I’m confused by the HDR thing fairly frequently - I don’t have any 4K displays in my house, although I do have an HDR-capable TV, but only a few apps/games have tried to kick the HDR on (Fleabag on Amazon automatically shifted over to HDR for season 2, and I found it didn’t look as good, honestly. It might have just been that title wasn’t converted/applied well). I understand that there are separate tags/flags that are sent along with the picture info that tell the tv what color range and values to apply to the image, so my understanding (and this is the part where I want someone to please pick this apart and explain it to me, haha) is that when the stream is fast enough to make 4K HDR viable, it switches over from the SDR file to this 4K file. This 4K file is now basically as flat as possible because the HDR tags/flags need to be applied to it, and those tags will change on a scene to scene basis.
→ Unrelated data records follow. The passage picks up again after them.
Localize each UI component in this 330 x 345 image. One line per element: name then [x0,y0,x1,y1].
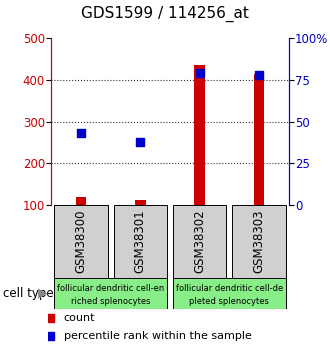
Bar [232,205,286,278]
Bar [254,73,264,205]
Text: GSM38302: GSM38302 [193,210,206,273]
Text: follicular dendritic cell-en: follicular dendritic cell-en [57,284,164,293]
Text: GDS1599 / 114256_at: GDS1599 / 114256_at [81,6,249,22]
Text: cell type: cell type [3,287,54,300]
Point [48,315,53,321]
Point [197,70,202,76]
Bar [54,278,167,309]
Point [78,130,83,136]
Point [256,72,262,78]
Bar [194,65,205,205]
Bar [173,278,286,309]
Bar [114,205,167,278]
Text: GSM38303: GSM38303 [252,210,266,273]
Text: percentile rank within the sample: percentile rank within the sample [63,331,251,341]
Bar [173,205,226,278]
Text: riched splenocytes: riched splenocytes [71,297,150,306]
Text: count: count [63,313,95,323]
Text: GSM38300: GSM38300 [74,210,87,273]
Bar [54,205,108,278]
Point [138,139,143,145]
Bar [135,200,146,205]
Text: ▶: ▶ [38,287,48,300]
Text: pleted splenocytes: pleted splenocytes [189,297,269,306]
Text: follicular dendritic cell-de: follicular dendritic cell-de [176,284,283,293]
Text: GSM38301: GSM38301 [134,210,147,273]
Bar [76,197,86,205]
Point [48,333,53,339]
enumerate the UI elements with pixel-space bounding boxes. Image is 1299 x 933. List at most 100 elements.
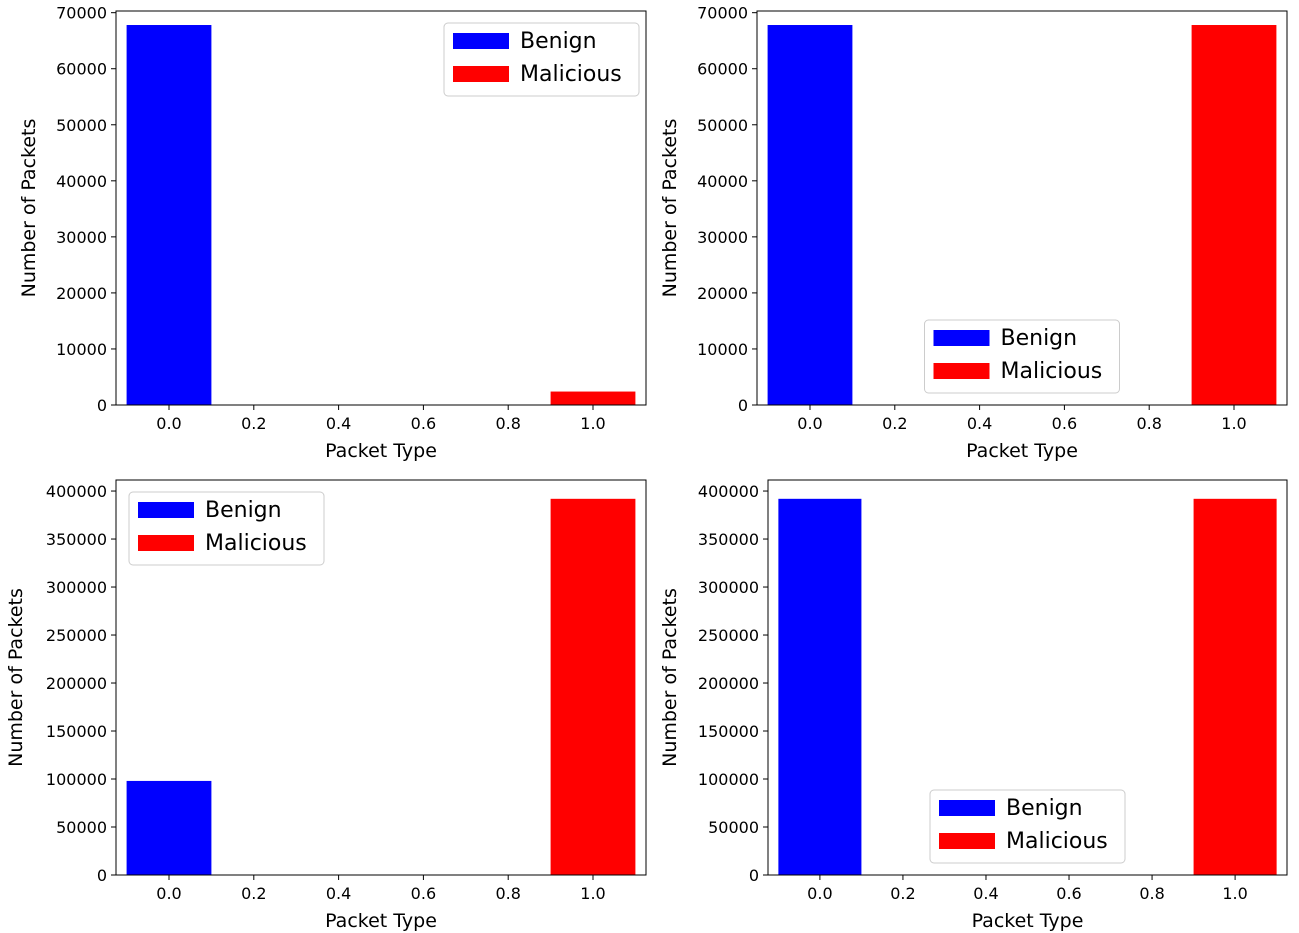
legend-label-benign: Benign <box>205 498 282 523</box>
x-tick-label: 1.0 <box>580 414 605 433</box>
axes-frame <box>115 479 647 876</box>
y-tick-label: 250000 <box>698 626 759 645</box>
axes-frame <box>756 10 1288 406</box>
x-tick-label: 0.8 <box>495 414 520 433</box>
axes-frame <box>767 479 1288 876</box>
x-tick-label: 0.6 <box>411 884 436 903</box>
legend-swatch-benign <box>939 800 995 816</box>
y-tick-label: 350000 <box>698 530 759 549</box>
legend-swatch-benign <box>138 502 194 518</box>
legend-swatch-malicious <box>933 363 990 379</box>
legend-label-benign: Benign <box>1001 326 1078 351</box>
y-tick-label: 40000 <box>56 172 107 191</box>
x-tick-label: 0.2 <box>890 884 915 903</box>
y-tick-label: 0 <box>738 396 748 415</box>
x-axis-label: Packet Type <box>966 440 1078 462</box>
y-axis-label: Number of Packets <box>5 588 27 767</box>
y-tick-label: 30000 <box>56 228 107 247</box>
x-tick-label: 0.0 <box>156 884 181 903</box>
y-tick-label: 40000 <box>697 172 748 191</box>
bar-malicious <box>1191 25 1277 405</box>
axes-frame <box>115 10 647 406</box>
y-tick-label: 100000 <box>46 770 107 789</box>
x-tick-label: 0.6 <box>411 414 436 433</box>
x-tick-label: 0.2 <box>882 414 907 433</box>
legend-label-malicious: Malicious <box>1001 359 1103 384</box>
y-tick-label: 200000 <box>698 674 759 693</box>
x-tick-label: 0.4 <box>326 414 351 433</box>
bar-benign <box>126 25 212 405</box>
y-tick-label: 70000 <box>697 4 748 23</box>
x-axis-label: Packet Type <box>325 910 437 932</box>
y-tick-label: 10000 <box>56 340 107 359</box>
legend-label-benign: Benign <box>1006 796 1083 821</box>
y-axis-label: Number of Packets <box>659 588 681 767</box>
legend-swatch-benign <box>933 330 990 346</box>
bar-malicious <box>1193 498 1277 875</box>
y-tick-label: 0 <box>97 396 107 415</box>
legend-label-malicious: Malicious <box>520 62 622 87</box>
y-tick-label: 100000 <box>698 770 759 789</box>
x-tick-label: 1.0 <box>580 884 605 903</box>
x-tick-label: 0.2 <box>241 414 266 433</box>
x-tick-label: 0.0 <box>807 884 832 903</box>
y-tick-label: 20000 <box>697 284 748 303</box>
y-tick-label: 400000 <box>46 482 107 501</box>
y-tick-label: 0 <box>749 866 759 885</box>
x-tick-label: 0.0 <box>156 414 181 433</box>
y-axis-label: Number of Packets <box>18 119 40 298</box>
y-tick-label: 10000 <box>697 340 748 359</box>
x-tick-label: 0.4 <box>967 414 992 433</box>
y-tick-label: 30000 <box>697 228 748 247</box>
legend: Benign Malicious <box>128 491 325 566</box>
legend: Benign Malicious <box>924 319 1120 394</box>
bar-malicious <box>550 498 636 875</box>
bar-benign <box>767 25 853 405</box>
y-tick-label: 50000 <box>708 818 759 837</box>
y-tick-label: 60000 <box>697 60 748 79</box>
chart-panel-4: 0.0 0.2 0.4 0.6 0.8 1.0 0 50000 100000 150000 2000… <box>659 479 1288 932</box>
legend: Benign Malicious <box>929 789 1126 864</box>
x-tick-label: 0.6 <box>1056 884 1081 903</box>
bar-malicious <box>550 391 636 405</box>
legend-swatch-malicious <box>138 535 194 551</box>
x-tick-label: 0.2 <box>241 884 266 903</box>
y-tick-label: 0 <box>97 866 107 885</box>
x-tick-label: 0.6 <box>1052 414 1077 433</box>
legend-label-malicious: Malicious <box>1006 829 1108 854</box>
x-tick-label: 0.0 <box>797 414 822 433</box>
legend-swatch-malicious <box>939 833 995 849</box>
y-tick-label: 150000 <box>698 722 759 741</box>
y-axis-label: Number of Packets <box>659 119 681 298</box>
chart-panel-3: 0.0 0.2 0.4 0.6 0.8 1.0 0 50000 100000 150000 2000… <box>5 479 647 932</box>
legend: Benign Malicious <box>443 22 640 97</box>
y-tick-label: 20000 <box>56 284 107 303</box>
legend-swatch-benign <box>453 33 509 49</box>
y-tick-label: 300000 <box>46 578 107 597</box>
x-tick-label: 0.4 <box>326 884 351 903</box>
y-tick-label: 250000 <box>46 626 107 645</box>
y-tick-label: 300000 <box>698 578 759 597</box>
y-tick-label: 150000 <box>46 722 107 741</box>
bar-benign <box>126 780 212 875</box>
chart-panel-1: 0.0 0.2 0.4 0.6 0.8 1.0 0 10000 20000 30000 40000 5… <box>18 4 647 462</box>
y-tick-label: 60000 <box>56 60 107 79</box>
x-tick-label: 0.8 <box>1136 414 1161 433</box>
x-tick-label: 0.8 <box>1139 884 1164 903</box>
y-tick-label: 50000 <box>697 116 748 135</box>
y-tick-label: 400000 <box>698 482 759 501</box>
chart-panel-2: 0.0 0.2 0.4 0.6 0.8 1.0 0 10000 20000 30000 40000 5… <box>659 4 1288 462</box>
x-tick-label: 0.4 <box>973 884 998 903</box>
y-tick-label: 200000 <box>46 674 107 693</box>
bar-benign <box>778 498 862 875</box>
x-tick-label: 1.0 <box>1222 884 1247 903</box>
legend-label-malicious: Malicious <box>205 531 307 556</box>
legend-label-benign: Benign <box>520 29 597 54</box>
y-tick-label: 70000 <box>56 4 107 23</box>
x-axis-label: Packet Type <box>972 910 1084 932</box>
x-tick-label: 1.0 <box>1221 414 1246 433</box>
y-tick-label: 50000 <box>56 116 107 135</box>
legend-swatch-malicious <box>453 66 509 82</box>
y-tick-label: 350000 <box>46 530 107 549</box>
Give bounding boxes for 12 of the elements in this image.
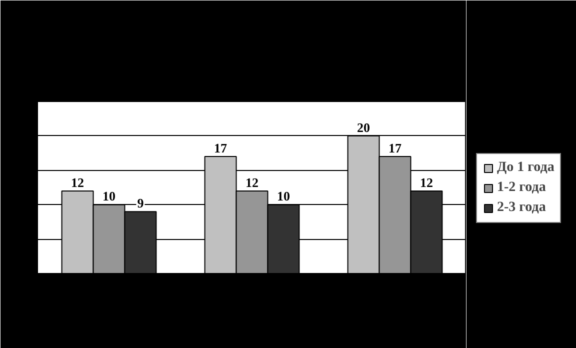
data-label: 12: [246, 174, 258, 190]
legend-label: 1-2 года: [497, 180, 546, 196]
data-label: 17: [388, 140, 402, 156]
legend-label: До 1 года: [497, 160, 554, 176]
data-label: 12: [420, 174, 433, 190]
data-label: 10: [276, 188, 290, 204]
data-label: 10: [102, 188, 116, 204]
data-label: 9: [137, 196, 144, 211]
data-label: 12: [71, 174, 84, 190]
data-label: 20: [357, 120, 370, 135]
legend-label: 2-3 года: [497, 200, 546, 216]
data-label: 17: [214, 140, 228, 156]
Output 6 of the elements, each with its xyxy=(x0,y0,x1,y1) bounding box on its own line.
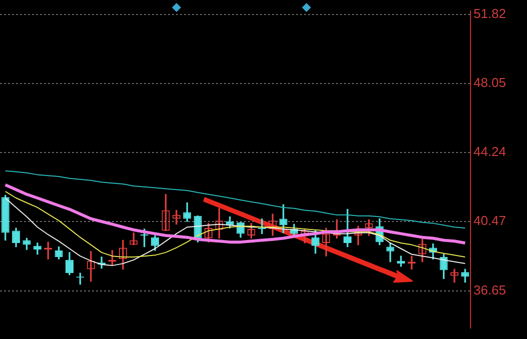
y-tick-label: 36.65 xyxy=(473,282,506,298)
y-tick-label: 51.82 xyxy=(473,6,506,22)
y-tick-label: 44.24 xyxy=(473,144,506,160)
y-tick-label: 40.47 xyxy=(473,212,506,228)
candlestick xyxy=(258,218,266,234)
y-tick-label: 48.05 xyxy=(473,74,506,90)
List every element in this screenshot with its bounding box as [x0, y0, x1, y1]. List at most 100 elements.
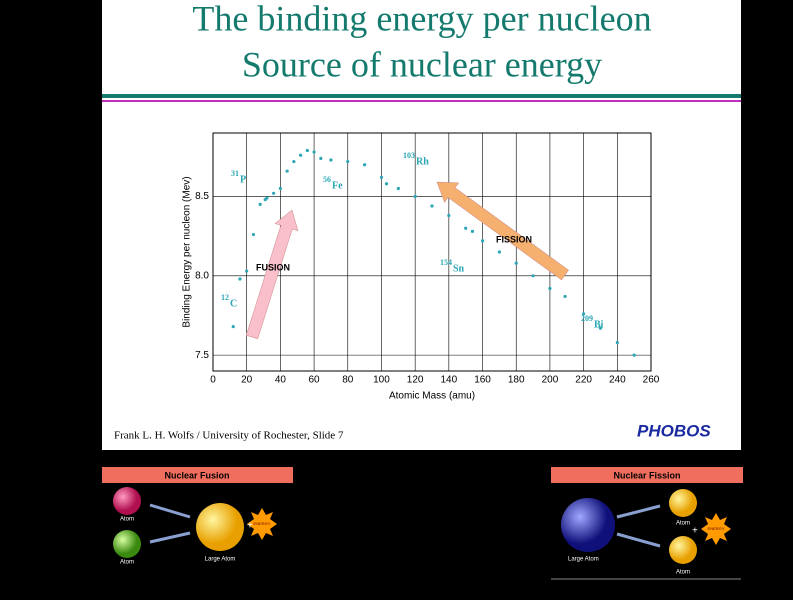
annotation-symbol: Bi — [594, 319, 604, 330]
arrow — [149, 503, 191, 519]
point — [582, 312, 586, 316]
arrow — [616, 504, 661, 519]
arrow — [616, 532, 661, 548]
atom — [669, 536, 697, 564]
annotation-symbol: C — [230, 298, 237, 309]
region-label: FISSION — [496, 234, 532, 244]
point — [563, 294, 567, 299]
label: Atom — [120, 517, 134, 523]
x-tick-label: 160 — [474, 375, 491, 386]
point — [497, 250, 501, 254]
point — [430, 204, 434, 208]
point — [363, 163, 367, 167]
chart: 0 20 40 60 80 100 120 140 160 180 200 220 240 260 7.5 8… — [182, 132, 660, 402]
energy-burst — [701, 513, 731, 545]
point — [379, 175, 384, 180]
atom — [196, 503, 244, 551]
x-tick-label: 140 — [441, 375, 458, 386]
rule — [102, 100, 741, 102]
point — [272, 191, 276, 195]
point — [245, 269, 249, 273]
point — [292, 159, 296, 164]
point — [346, 159, 350, 164]
title: Source of nuclear energy — [242, 44, 602, 84]
point — [632, 353, 636, 357]
point — [231, 324, 235, 329]
plus: + — [692, 526, 698, 537]
point — [514, 261, 518, 265]
point — [251, 232, 256, 237]
point — [598, 326, 603, 330]
annotation-mass: 31 — [231, 169, 239, 178]
label: Atom — [676, 570, 690, 576]
atom — [113, 487, 141, 515]
point — [265, 196, 269, 200]
annotation-mass: 56 — [323, 175, 331, 184]
arrow — [245, 209, 299, 340]
y-tick-label: 7.5 — [195, 350, 209, 361]
point — [329, 158, 333, 162]
x-tick-label: 20 — [241, 375, 253, 386]
panel-title: Nuclear Fission — [613, 470, 680, 480]
point — [548, 286, 552, 291]
point — [464, 226, 468, 230]
point — [312, 150, 316, 154]
point — [413, 194, 417, 199]
plus: + — [247, 521, 253, 532]
atom — [113, 530, 141, 558]
panel-title: Nuclear Fusion — [164, 470, 229, 480]
logo: PHOBOS — [637, 421, 711, 440]
point — [258, 202, 262, 206]
x-tick-label: 180 — [508, 375, 525, 386]
atom — [669, 489, 697, 517]
x-tick-label: 40 — [275, 375, 287, 386]
point — [278, 186, 282, 191]
energy-burst — [247, 508, 277, 540]
label: Atom — [120, 560, 134, 566]
arrow — [149, 531, 191, 544]
arrow — [436, 181, 569, 281]
label: ENERGY — [708, 526, 725, 531]
x-tick-label: 100 — [373, 375, 390, 386]
y-axis-label: Binding Energy per nucleon (Mev) — [182, 176, 193, 327]
credit: Frank L. H. Wolfs / University of Roches… — [114, 430, 344, 442]
label: Large Atom — [205, 557, 236, 563]
annotation-symbol: Rh — [416, 156, 429, 167]
annotation-symbol: P — [240, 174, 246, 185]
point — [480, 239, 485, 243]
point — [531, 274, 535, 278]
y-tick-label: 8.5 — [195, 191, 209, 202]
point — [299, 153, 303, 157]
point — [384, 182, 389, 186]
atom — [561, 498, 615, 552]
y-tick-label: 8.0 — [195, 270, 209, 281]
x-tick-label: 80 — [342, 375, 354, 386]
label: Large Atom — [568, 557, 599, 563]
label: ENERGY — [254, 521, 271, 526]
panel-header — [102, 467, 293, 483]
point — [396, 186, 400, 191]
x-axis-label: Atomic Mass (amu) — [389, 391, 475, 402]
x-tick-label: 120 — [407, 375, 424, 386]
rule — [102, 94, 741, 98]
annotation-symbol: Sn — [453, 263, 465, 274]
x-tick-label: 260 — [643, 375, 660, 386]
x-tick-label: 240 — [609, 375, 626, 386]
annotation-mass: 154 — [440, 258, 452, 267]
annotation-mass: 209 — [581, 314, 593, 323]
point — [615, 340, 619, 345]
point — [285, 169, 289, 173]
annotation-mass: 12 — [221, 293, 229, 302]
annotation-symbol: Fe — [332, 180, 343, 191]
region-label: FUSION — [256, 262, 290, 272]
point — [305, 148, 309, 153]
label: Atom — [676, 521, 690, 527]
point — [319, 156, 323, 160]
panel-header — [551, 467, 743, 483]
point — [470, 229, 475, 233]
point — [238, 277, 242, 281]
x-tick-label: 220 — [575, 375, 592, 386]
point — [447, 213, 451, 218]
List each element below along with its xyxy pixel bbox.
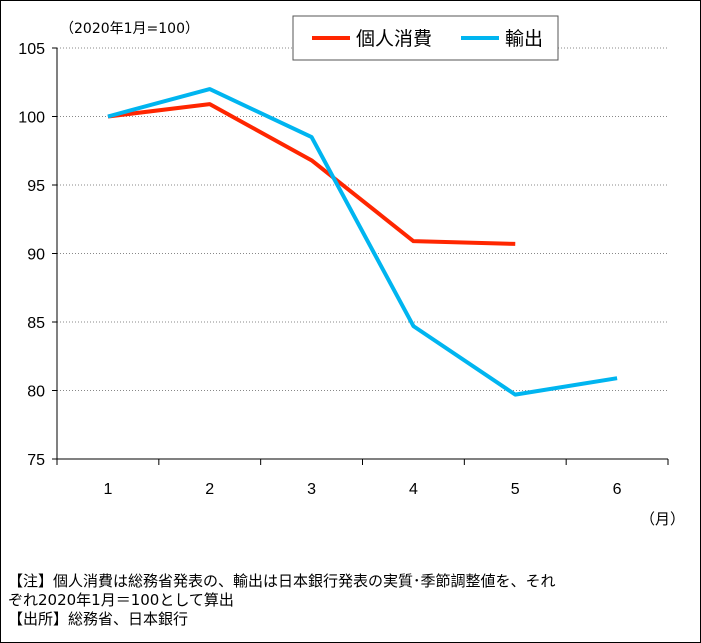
y-tick-label: 85 <box>27 315 45 332</box>
series-line-2 <box>107 87 618 397</box>
source-line: 【出所】総務省、日本銀行 <box>8 610 189 628</box>
series-line-1 <box>107 102 516 246</box>
y-tick-label: 80 <box>27 384 45 401</box>
y-tick-label: 100 <box>18 110 45 127</box>
x-tick-label: 1 <box>103 481 112 498</box>
x-tick-label: 4 <box>409 481 418 498</box>
x-tick-label: 6 <box>613 481 622 498</box>
note-line-2: ぞれ2020年1月＝100として算出 <box>8 591 234 609</box>
note-line-1: 【注】個人消費は総務省発表の、輸出は日本銀行発表の実質･季節調整値を、それ <box>8 572 556 590</box>
legend-label: 個人消費 <box>356 28 432 50</box>
y-tick-label: 95 <box>27 178 45 195</box>
x-tick-label: 2 <box>205 481 214 498</box>
x-tick-label: 3 <box>307 481 316 498</box>
legend-label: 輸出 <box>505 28 543 50</box>
y-tick-label: 75 <box>27 452 45 469</box>
x-tick-label: 5 <box>511 481 520 498</box>
y-tick-label: 90 <box>27 247 45 264</box>
x-unit-label: （月） <box>640 510 685 528</box>
y-tick-label: 105 <box>18 41 45 58</box>
unit-label: （2020年1月=100） <box>60 21 199 37</box>
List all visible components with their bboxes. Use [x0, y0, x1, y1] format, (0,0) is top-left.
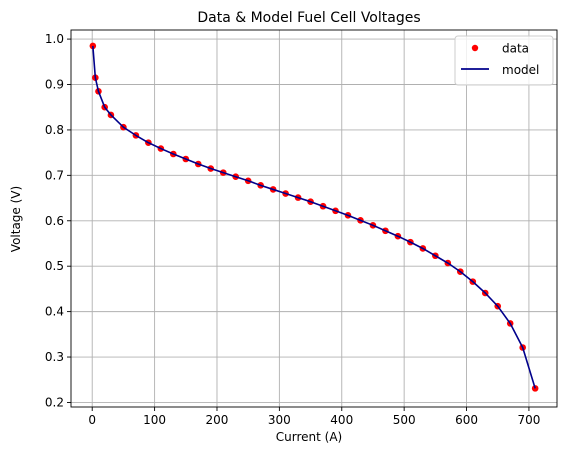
- legend-data-label: data: [502, 42, 529, 56]
- chart-title: Data & Model Fuel Cell Voltages: [197, 10, 420, 26]
- y-tick-label: 0.9: [45, 78, 64, 92]
- legend-model-label: model: [502, 63, 539, 77]
- x-axis-label: Current (A): [276, 430, 342, 444]
- x-tick-label: 200: [206, 413, 229, 427]
- x-tick-label: 600: [455, 413, 478, 427]
- model-line: [92, 45, 536, 389]
- x-tick-label: 0: [88, 413, 96, 427]
- y-tick-label: 1.0: [45, 32, 64, 46]
- y-tick-label: 0.3: [45, 350, 64, 364]
- y-ticks: 0.2 0.3 0.4 0.5 0.6 0.7 0.8 0.9 1.0: [45, 32, 71, 409]
- plot-series: [89, 42, 539, 392]
- x-tick-label: 400: [330, 413, 353, 427]
- y-tick-label: 0.8: [45, 123, 64, 137]
- legend-data-marker: [471, 44, 479, 52]
- legend: data model: [454, 35, 554, 86]
- y-tick-label: 0.7: [45, 168, 64, 182]
- data-point: [89, 42, 97, 50]
- legend-box: [454, 35, 554, 86]
- y-tick-label: 0.5: [45, 259, 64, 273]
- y-tick-label: 0.4: [45, 305, 64, 319]
- x-tick-label: 700: [517, 413, 540, 427]
- x-tick-label: 300: [268, 413, 291, 427]
- y-axis-label: Voltage (V): [9, 186, 23, 252]
- x-tick-label: 500: [393, 413, 416, 427]
- x-tick-label: 100: [143, 413, 166, 427]
- y-tick-label: 0.2: [45, 395, 64, 409]
- grid-lines: [71, 30, 557, 407]
- x-ticks: 0 100 200 300 400 500 600 700: [88, 407, 540, 427]
- plot-frame: [70, 29, 558, 408]
- y-tick-label: 0.6: [45, 214, 64, 228]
but the 1080p file that I’m getting when I watch any of the Star Wars movies - those files are sourced from the same 4K master. Is the primary difference that their color grading isn’t sent along as additional picture information, but baked into the file/stream itself?
And while HDR colors/contrast should have more pop, depth, and vibrancy, there should be a general similarity between what it was graded to look like at 2K/1080p, and what it looks like in 4K, right? Like you shouldn’t go from one to the other and have the other look markedly different in terms of color temperature and contrast levels beyond the basic advantages that the expanded range will provide?
When I bring up Attack of the Clones in 1080p, it doesn’t look the same as my blu-ray. When I bring up Star Wars, it DEFINITELY doesn’t look the same as my blu-ray. That’s how it’s supposed to be even at standard def, correct?